If you Google the definition of a sales leader, you will find so many scholarly articles, books, and other pieces of advice. But it all came together to me the other day.
I was speaking with a vice president of sales at a software company. It was Friday morning and he had a meeting with the CEO of the company at 8 AM. He allowed me to listen into the phone conversation.
One of the most important things that struck me was that he was able to dive into the details of every individual prospect in the pipeline as if he was in charge of that sale. In fact, these were not his direct prospects. He had a team of 5 individuals reporting to him.
At the end of the call I asked him how does he collect the sales pipeline data and prepare a report for the CEO?
He told me that he did not have to “collect” the data. The data was in the CRM and his brain all the time, as if these were his own prospects. He was able to do this because he works intimately and closely with every salesperson at every step of the sales process coach them, guide them, and monitor the CRM system for activities.
I have seen so many sales leaders where they scramble on a Thursday evening shooting out an email to his sales staff asking for the status of their pipeline and emphasizing which ones are hot, which ones can they close this week or this month. They would not be in a position to give any granular detail about these prospects.

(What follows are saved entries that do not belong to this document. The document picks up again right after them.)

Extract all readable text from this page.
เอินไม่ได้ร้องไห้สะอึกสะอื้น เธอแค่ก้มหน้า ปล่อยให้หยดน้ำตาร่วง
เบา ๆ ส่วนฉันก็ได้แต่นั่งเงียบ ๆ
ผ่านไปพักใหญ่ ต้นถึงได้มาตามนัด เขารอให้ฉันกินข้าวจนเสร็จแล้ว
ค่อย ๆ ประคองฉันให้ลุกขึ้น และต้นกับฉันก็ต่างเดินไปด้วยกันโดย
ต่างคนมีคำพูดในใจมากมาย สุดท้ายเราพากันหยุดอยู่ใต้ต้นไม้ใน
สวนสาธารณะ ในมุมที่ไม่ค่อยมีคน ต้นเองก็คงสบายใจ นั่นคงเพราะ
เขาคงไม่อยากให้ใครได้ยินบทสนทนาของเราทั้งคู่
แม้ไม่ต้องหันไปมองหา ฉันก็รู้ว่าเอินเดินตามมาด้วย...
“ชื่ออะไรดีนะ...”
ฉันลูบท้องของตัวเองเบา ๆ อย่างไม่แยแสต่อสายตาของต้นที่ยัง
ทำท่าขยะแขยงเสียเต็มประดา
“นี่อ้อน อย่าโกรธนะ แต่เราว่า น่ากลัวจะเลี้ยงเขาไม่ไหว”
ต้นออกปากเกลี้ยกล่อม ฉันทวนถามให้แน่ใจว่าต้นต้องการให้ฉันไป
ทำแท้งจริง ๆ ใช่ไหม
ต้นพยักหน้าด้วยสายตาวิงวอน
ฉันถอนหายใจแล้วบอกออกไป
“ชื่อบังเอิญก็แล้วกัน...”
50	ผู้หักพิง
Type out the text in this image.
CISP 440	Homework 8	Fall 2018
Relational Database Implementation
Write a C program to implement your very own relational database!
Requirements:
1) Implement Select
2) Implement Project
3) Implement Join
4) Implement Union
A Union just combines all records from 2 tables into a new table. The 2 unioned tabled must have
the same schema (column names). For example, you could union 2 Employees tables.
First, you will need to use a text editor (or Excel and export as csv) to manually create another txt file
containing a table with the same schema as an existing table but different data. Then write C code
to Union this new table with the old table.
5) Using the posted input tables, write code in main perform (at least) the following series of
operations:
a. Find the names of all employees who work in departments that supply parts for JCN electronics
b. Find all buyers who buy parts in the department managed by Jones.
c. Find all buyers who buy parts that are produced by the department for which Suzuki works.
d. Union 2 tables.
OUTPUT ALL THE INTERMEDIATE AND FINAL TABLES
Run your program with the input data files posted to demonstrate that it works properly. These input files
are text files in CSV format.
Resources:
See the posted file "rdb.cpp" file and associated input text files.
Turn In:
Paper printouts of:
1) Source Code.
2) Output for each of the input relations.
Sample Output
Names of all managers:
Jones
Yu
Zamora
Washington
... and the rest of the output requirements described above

Just ask them when was the last time they spoke with each salesperson, how many times in a week, and what was the nature of the conversation.
So what is the difference between these two individuals? The first one is a true sales leader in my opinion because he leads the team in the true sense. The 2nd individual is a manager. The title might say vice president, but he is simply managing the process, collecting data and reporting it. He is just a statistician. Statistics do not always give insights.
So there you have it: definition of a sales leader.
Are you the owner or CEO of your company? You know what to do now.